A can do a work in 12 days while B can do the same work in 15 days when each works alone. They agree to undertake the work together for a total payment of ₹450. Based on their individual contributions, what will be A's share of this amount in rupees?

Introduction / Context:
This question is a combination of time and work with profit or wage sharing. A and B perform a job together and receive a total payment. Since they work at different speeds, the payment must be divided in proportion to the amount of work each actually does.
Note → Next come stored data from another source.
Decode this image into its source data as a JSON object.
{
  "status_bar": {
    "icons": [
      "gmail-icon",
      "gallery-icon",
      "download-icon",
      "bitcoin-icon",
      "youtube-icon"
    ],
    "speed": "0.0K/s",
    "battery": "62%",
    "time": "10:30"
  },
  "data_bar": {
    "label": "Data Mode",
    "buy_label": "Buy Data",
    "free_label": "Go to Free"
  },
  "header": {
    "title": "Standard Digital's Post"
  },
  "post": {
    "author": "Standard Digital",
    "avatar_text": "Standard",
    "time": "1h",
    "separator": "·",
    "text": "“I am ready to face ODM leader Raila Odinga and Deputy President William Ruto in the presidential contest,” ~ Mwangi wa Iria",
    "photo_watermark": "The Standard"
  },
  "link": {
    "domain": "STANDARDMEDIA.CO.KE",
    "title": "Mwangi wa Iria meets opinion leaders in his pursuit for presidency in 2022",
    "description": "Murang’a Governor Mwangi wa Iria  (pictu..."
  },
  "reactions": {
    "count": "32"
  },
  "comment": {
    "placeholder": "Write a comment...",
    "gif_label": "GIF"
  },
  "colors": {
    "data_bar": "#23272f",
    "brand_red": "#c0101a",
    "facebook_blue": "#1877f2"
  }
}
You are asked to calculate A's share out of the total amount of ₹450.

Given Data / Assumptions:

A alone can finish the work in 12 days.
B alone can finish the same work in 15 days.
They work together for the entire duration until the job is completed.
They receive a total payment of ₹450 to be divided in proportion to their work contributions.
Work rates remain constant throughout the job.

Concept / Approach:
First, we compute the work rates of A and B as fractions of the job per day. Then we find the total work rate when they work together and determine each person's fraction of the total work completed. Since payment is proportional to work done, we multiply the total payment by A's fraction of the work to find A's share.

Step-by-Step Solution:
Let the total work be 1 unit. A's daily rate = 1/12 of the job per day. B's daily rate = 1/15 of the job per day. Combined daily rate = 1/12 + 1/15. LCM of 12 and 15 is 60. Convert fractions: 1/12 = 5/60 and 1/15 = 4/60. Combined rate = 5/60 + 4/60 = 9/60 = 3/20 of the job per day. Time taken together to finish the job = 1 / (3/20) = 20/3 days. Work done by A in this time = A's rate * time = (1/12) * (20/3) = 20/36 = 5/9 of the job. Work done by B in this time = B's rate * time = (1/15) * (20/3) = 20/45 = 4/9 of the job. Thus, the work ratio of A : B = 5/9 : 4/9 = 5 : 4. Total payment = ₹450, so A's share = (5 / (5 + 4)) * 450 = (5/9) * 450 = ₹250.

Verification / Alternative check:
Since the ratio of their work contributions is 5 : 4, the ratio of their payments must also be 5 : 4. Adding up parts: 5 + 4 = 9 parts. One part is 450 / 9 = 50 rupees. Therefore, A gets 5 parts, which is 5 * 50 = ₹250, and B gets 4 parts, 4 * 50 = ₹200. Both shares add up to ₹450, confirming that the division is correct.

Why Other Options Are Wrong:
Option ₹200 corresponds to B's share, not A's, and is therefore incorrect when the question specifically asks for A's share.
Option ₹240 does not correspond to a simple 5 : 4 division of ₹450 and would break the proportionality with the actual work done.
Option ₹300 would give B only ₹150, which does not fit the 5 : 4 ratio derived from the work contributions.
Option ₹225 would imply a split that is neither 5 : 4 nor any correct simplification of the work ratio.

Common Pitfalls:
Students sometimes divide the payment equally without considering differences in work efficiency. Another error is to use time ratios directly instead of converting times to work rates and finding the actual fraction of work each person does. Remember that payment shares must follow the ratio of work done, which is derived from rate multiplied by total time worked.

Final Answer:
Hence, A's share of the payment is ₹250, so the correct option is ₹250.